War games have been played at the Hawaii-Southern California Training and Testing Study Area for over 45 years and the Conservation Council for Hawaii filed a federal lawsuit last year and submitted a motion last week urging a judge to deem the activity illegal because it violates an animal protection act, the Washington Post reported.

The Navy has plans to use 260,000 explosives and emit a high-frequency sonar for 500,000 hours. Animals who are within about 350 feet of the source of the sound can suffer severe hearing damage that would interfere with their ability to find food.

The testing area hosts nearly 40 marine mammal and five turtle species, Fox News reported.

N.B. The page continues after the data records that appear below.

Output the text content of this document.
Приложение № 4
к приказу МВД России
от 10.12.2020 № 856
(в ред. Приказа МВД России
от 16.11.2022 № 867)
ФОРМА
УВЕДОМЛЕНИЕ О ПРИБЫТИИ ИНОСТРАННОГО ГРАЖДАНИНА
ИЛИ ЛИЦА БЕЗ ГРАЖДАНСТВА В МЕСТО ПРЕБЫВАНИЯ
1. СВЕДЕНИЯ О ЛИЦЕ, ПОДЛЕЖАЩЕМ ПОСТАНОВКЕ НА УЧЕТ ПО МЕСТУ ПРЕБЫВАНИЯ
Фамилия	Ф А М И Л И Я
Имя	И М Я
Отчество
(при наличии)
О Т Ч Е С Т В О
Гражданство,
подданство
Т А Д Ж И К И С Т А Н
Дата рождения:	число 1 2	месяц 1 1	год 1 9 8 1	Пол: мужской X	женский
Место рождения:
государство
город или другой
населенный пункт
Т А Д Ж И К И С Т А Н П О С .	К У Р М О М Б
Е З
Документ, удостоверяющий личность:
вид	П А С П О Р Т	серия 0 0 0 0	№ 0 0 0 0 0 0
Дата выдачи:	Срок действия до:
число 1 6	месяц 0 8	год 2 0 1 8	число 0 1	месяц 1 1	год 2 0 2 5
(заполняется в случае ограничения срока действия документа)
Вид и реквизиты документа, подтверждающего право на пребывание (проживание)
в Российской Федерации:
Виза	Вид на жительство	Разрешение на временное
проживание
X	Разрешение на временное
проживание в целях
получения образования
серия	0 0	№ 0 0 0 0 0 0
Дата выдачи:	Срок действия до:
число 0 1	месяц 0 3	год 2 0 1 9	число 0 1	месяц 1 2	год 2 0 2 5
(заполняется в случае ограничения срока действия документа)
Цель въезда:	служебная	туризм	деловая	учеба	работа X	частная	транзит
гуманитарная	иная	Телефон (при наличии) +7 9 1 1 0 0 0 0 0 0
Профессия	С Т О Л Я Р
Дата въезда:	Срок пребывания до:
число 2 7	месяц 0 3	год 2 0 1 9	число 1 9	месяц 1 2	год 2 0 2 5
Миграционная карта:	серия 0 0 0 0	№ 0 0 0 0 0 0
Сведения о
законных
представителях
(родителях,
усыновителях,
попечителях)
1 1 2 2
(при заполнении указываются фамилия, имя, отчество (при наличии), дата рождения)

The estimated death toll is "155 whales, dolphins and seals; 2,000 permanent injuries to marine mammals; and 9.6 million incidents of temporary hearing loss and behavior changes in areas like migration, nursing and feeding," Fox News reported.

The Navy argues the estimated damage is being exaggerated, and these types of war games is an important method of combat training.

"Despite decades of the Navy conducting very similar activities in these same areas, there is no evidence of these types of impacts," Kenneth Hess, Navy spokesman, told FoxNews.com. "Bear in mind that the permits the Navy requires to conduct at-sea training and testing can only be issued if our activities will have no more than a negligible impact on marine mammal populations."

Alongside the lawsuit there is a MoveOn.org petition that says the U.S. Fisheries service has ignored warnings and is too quick to issue permits to the Navy.

"Now is the time for us to go directly to the top of the command chain and demand that the President invoke his constitutional powers to stop this senseless slaughter," the petition reads, Fox News reported.